Su experiencia en Otro Fanzine del Centro le permitió abrir una ventana a nuevas formas y visiones de vida, y tener conversaciones que lo ayudaron a conectar más allá de los roles o cargos, entendiendo que la confianza se teje en lo cotidiano.
Hacia una comunidad viva
La cuarta cohorte, que inició en agosto de 2025 y finalizará en marzo 26 de marzo de 2026, expande la Tejeduría hacia el municipio de Bello, el corregimiento de San Cristóbal y el municipio de Envigado[CMSR4.1], sumando 60 nuevos actores que exploran nuevas formas de articulación metropolitana. “Aquí nos acercamos a los territorios, a más personas, a conocimientos, a todo aquello que, por no salir de la zona de confort, nos lo perdemos. Ha sido muy gratificante tener todo esto y ser parte de este nuevo comienzo”, comenta Derly Maryori Calle Correa, participante de esta cohorte.

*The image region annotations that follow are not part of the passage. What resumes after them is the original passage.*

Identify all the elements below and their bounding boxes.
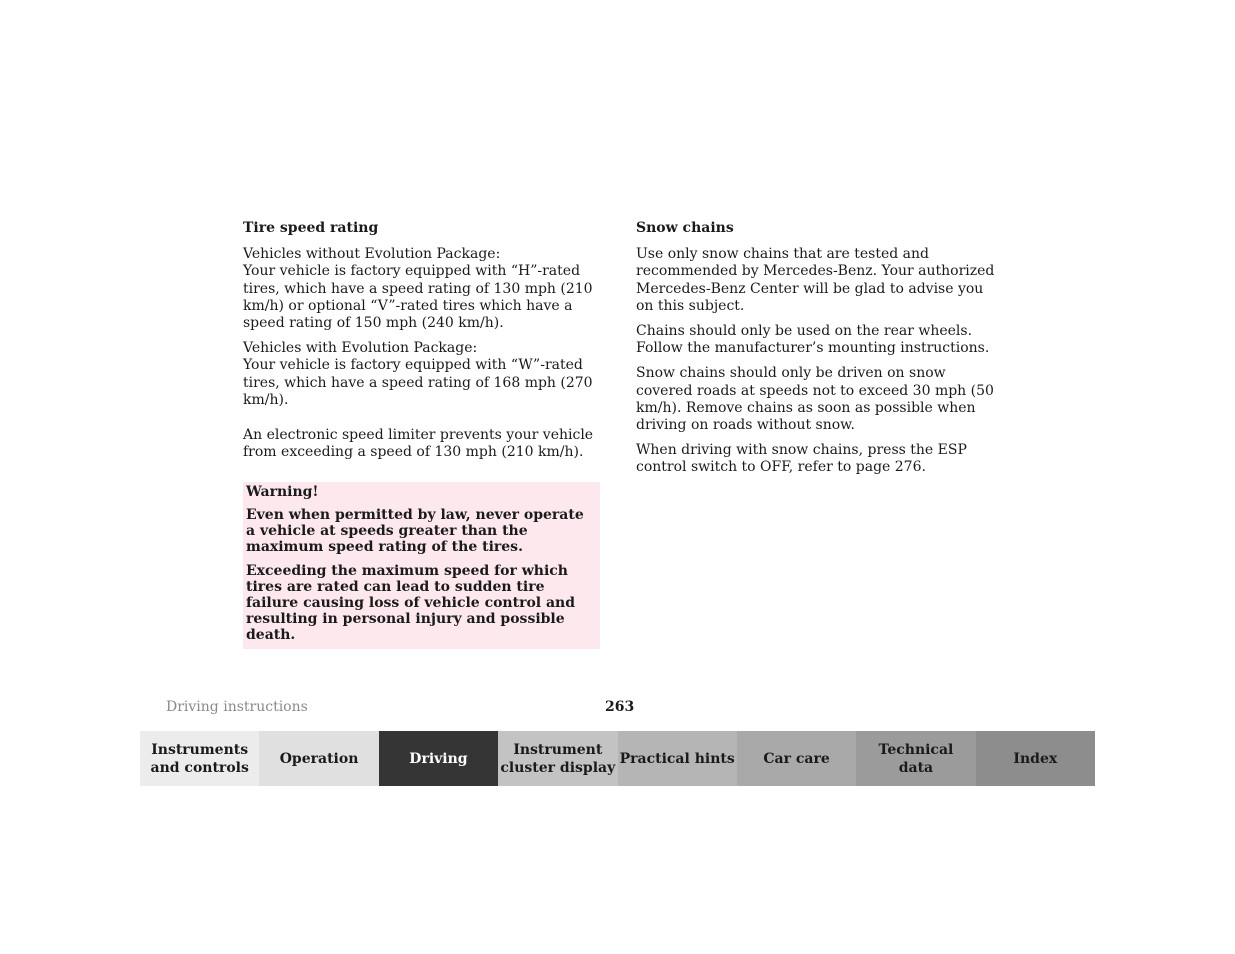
snow-chains-paragraph-1: Use only snow chains that are tested and recommended by Mercedes-Benz. Your authorized Mercedes-Benz Center will be glad to advise you on this subject. [636,246,995,314]
tab-driving[interactable]: Driving [379,731,498,786]
snow-chains-paragraph-2: Chains should only be used on the rear wheels. Follow the manufacturer’s mounting instructions. [636,323,990,357]
with-evolution-paragraph: Vehicles with Evolution Package: Your vehicle is factory equipped with “W”-rated tires, which have a speed rating of 168 mph (270 km/h). [243,340,593,408]
tire-speed-rating-heading: Tire speed rating [243,220,379,236]
warning-title: Warning! [246,484,319,501]
speed-limiter-paragraph: An electronic speed limiter prevents your vehicle from exceeding a speed of 130 mph (210 km/h). [243,427,594,461]
snow-chains-paragraph-3: Snow chains should only be driven on snow covered roads at speeds not to exceed 30 mph (50 km/h). Remove chains as soon as possible when driving on roads without snow. [636,365,994,434]
footer-section-title: Driving instructions [166,699,308,715]
tab-operation[interactable]: Operation [259,731,378,786]
page-number: 263 [605,699,635,715]
left-column [243,220,603,649]
snow-chains-heading: Snow chains [636,220,734,236]
tab-technical-data[interactable]: Technical data [856,731,975,786]
snow-chains-paragraph-4: When driving with snow chains, press the ESP control switch to OFF, refer to page 276. [636,442,967,476]
warning-box [243,482,600,649]
tab-index[interactable]: Index [976,731,1095,786]
warning-paragraph-2: Exceeding the maximum speed for which tires are rated can lead to sudden tire failure causing loss of vehicle control and resulting in personal injury and possible death. [246,563,576,644]
right-column [636,220,996,485]
tab-instruments-and-controls[interactable]: Instruments and controls [140,731,259,786]
chapter-nav [140,731,1095,786]
tab-car-care[interactable]: Car care [737,731,856,786]
warning-paragraph-1: Even when permitted by law, never operate a vehicle at speeds greater than the maximum speed rating of the tires. [246,507,584,556]
tab-practical-hints[interactable]: Practical hints [618,731,737,786]
tab-instrument-cluster-display[interactable]: Instrument cluster display [498,731,617,786]
without-evolution-paragraph: Vehicles without Evolution Package: Your vehicle is factory equipped with “H”-rated tires, which have a speed rating of 130 mph (210 km/h) or optional “V”-rated tires which have a speed rating of 150 mph (240 km/h). [243,246,593,332]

A sus palabras se suma Jorge Andrés Calle Ríos, jefe de Relacionamiento Corporativo del Grupo BIOS. “Tenemos la expectativa de entender mejor el territorio, de conocer dónde estamos. Somos una empresa que lleva más de 20 años en Envigado, con 74 años de tradición, y queremos entender bien cuáles son las dinámicas, las conversaciones y los pensamientos de las personas para hacer parte de esa misma realidad”.
La Comunidad Tejeduría: un nuevo hilo
El 20 de octubre de 2025, en un encuentro realizado en La Pascasia, la Tejeduría presentó su siguiente paso: la Comunidad Tejeduría, un espacio diseñado para mantener conectados a los participantes de las distintas cohortes y fortalecer la red que ha surgido de forma orgánica.
El nuevo espacio contará con una plataforma digital y un asistente de inteligencia artificial, y busca integrar a las 240 personas que ya han hecho parte de este proceso. Como señala el Aka, “la gente que pasa por la Tejeduría se convierte en alguien de fiar. Se construye reputación, se hacen puentes sostenibles en el tiempo, y eso hoy es más valioso que cualquier convenio”.
Cinco años después, la Tejeduría Territorial recoge como su mayor logro reconstruir vínculos entre sectores que antes caminaban por separado, y consolidar una comunidad que demuestra que en la conversación se descubre lo mucho que se tiene en común.
“Lo que hacemos es permitir conexiones humanas. Y eso transforma vidas, territorios y organizaciones”, concluye Santiago Londoño.